Kein Zweifel: Der Frust bei den Fans saß direkt nach dem 1:2 (1:1) tief, der Kommentar der einzigen von Borussia anerkannten Dachorganisation für Gladbach-Anhänger sprach Bände. Gleich auf sieben Positionen hatte Rose seine Startelf im Vergleich zum Pokalsieg in Stuttgart verändert. Zu viel für viele Borussia-Fans, die das Derby als wichtigstes Spiel des Jahres betrachten.
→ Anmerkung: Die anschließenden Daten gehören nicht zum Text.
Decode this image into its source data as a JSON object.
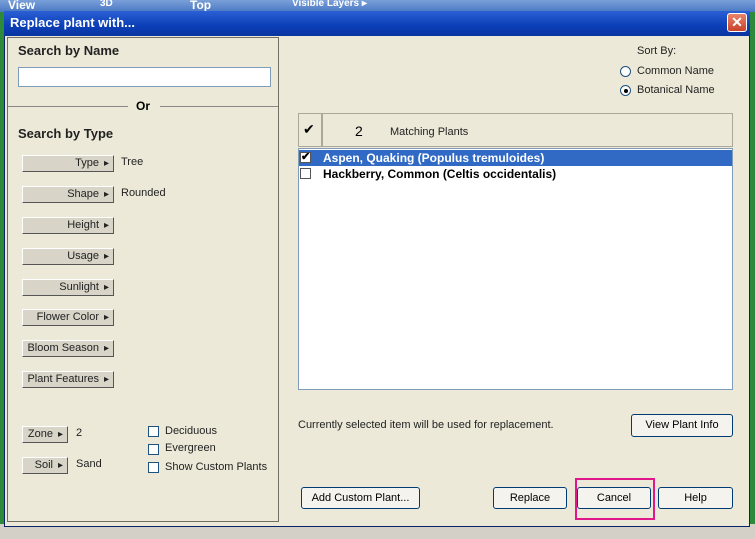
{
  "background_app": {
    "menu_view": "View",
    "menu_3d": "3D",
    "menu_top": "Top",
    "layers_label": "Visible Layers ▸"
  },
  "dialog": {
    "title": "Replace plant with...",
    "close_glyph": "✕"
  },
  "left": {
    "search_by_name": "Search by Name",
    "search_value": "",
    "or": "Or",
    "search_by_type": "Search by Type",
    "filters": [
      {
        "label": "Type",
        "value": "Tree"
      },
      {
        "label": "Shape",
        "value": "Rounded"
      },
      {
        "label": "Height",
        "value": ""
      },
      {
        "label": "Usage",
        "value": ""
      },
      {
        "label": "Sunlight",
        "value": ""
      },
      {
        "label": "Flower Color",
        "value": ""
      },
      {
        "label": "Bloom Season",
        "value": ""
      },
      {
        "label": "Plant Features",
        "value": ""
      }
    ],
    "zone": {
      "label": "Zone",
      "value": "2"
    },
    "soil": {
      "label": "Soil",
      "value": "Sand"
    },
    "checkboxes": [
      {
        "label": "Deciduous",
        "checked": false
      },
      {
        "label": "Evergreen",
        "checked": false
      },
      {
        "label": "Show Custom Plants",
        "checked": false
      }
    ]
  },
  "right": {
    "sort_by": "Sort By:",
    "sort_options": [
      {
        "label": "Common Name",
        "selected": false
      },
      {
        "label": "Botanical Name",
        "selected": true
      }
    ],
    "count": "2",
    "matching_label": "Matching Plants",
    "header_check": "✔",
    "plants": [
      {
        "name": "Aspen, Quaking (Populus tremuloides)",
        "checked": true,
        "selected": true
      },
      {
        "name": "Hackberry, Common (Celtis occidentalis)",
        "checked": false,
        "selected": false
      }
    ],
    "info_text": "Currently selected item will be used for replacement.",
    "view_info_label": "View Plant Info"
  },
  "buttons": {
    "add_custom": "Add Custom Plant...",
    "replace": "Replace",
    "cancel": "Cancel",
    "help": "Help"
  }
}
Rose ist am Niederrhein zweifellos noch immer äußerst beliebt, der Einzug ins Achtelfinale der Champions League ist vor allem sein Werk. Doch auch er ist nicht unantastbar. Weil der 44-Jährige zudem seit Wochen eine klare Aussage zu seiner Zukunft vermeidet, wächst die Ungeduld. Seine Rotation verteidigte Rose vehement. »Wenn man verliert, kommt das Thema natürlich in diese Richtung auf. Aber ich kenne die Jungs, und wir haben Vertrauen. Sie haben im Training einen sehr guten Eindruck gemacht. Ich glaube nicht, dass wir deswegen das Spiel verloren haben«, sagte er.

Strafe für Köln-Spieler

Sportchef Horst Heldt von Fußball-Bundesligist 1. FC Köln hat derweil eine Strafe für FC-Profi Dominick Drexler nach dessen Verunglimpfungen der eigenen Fans angekündigt. »Natürlich wird es eine Strafe geben. Das werden wir intern regeln. Es wird auch einen weiteren Spieler noch treffen«, sagte Heldt. Vor dem 2:1-Derbysieg war im Internet ein Video aufgetaucht, auf dem Drexler laut »Bild« FC-Fans als »Spacken« bezeichnet hatte.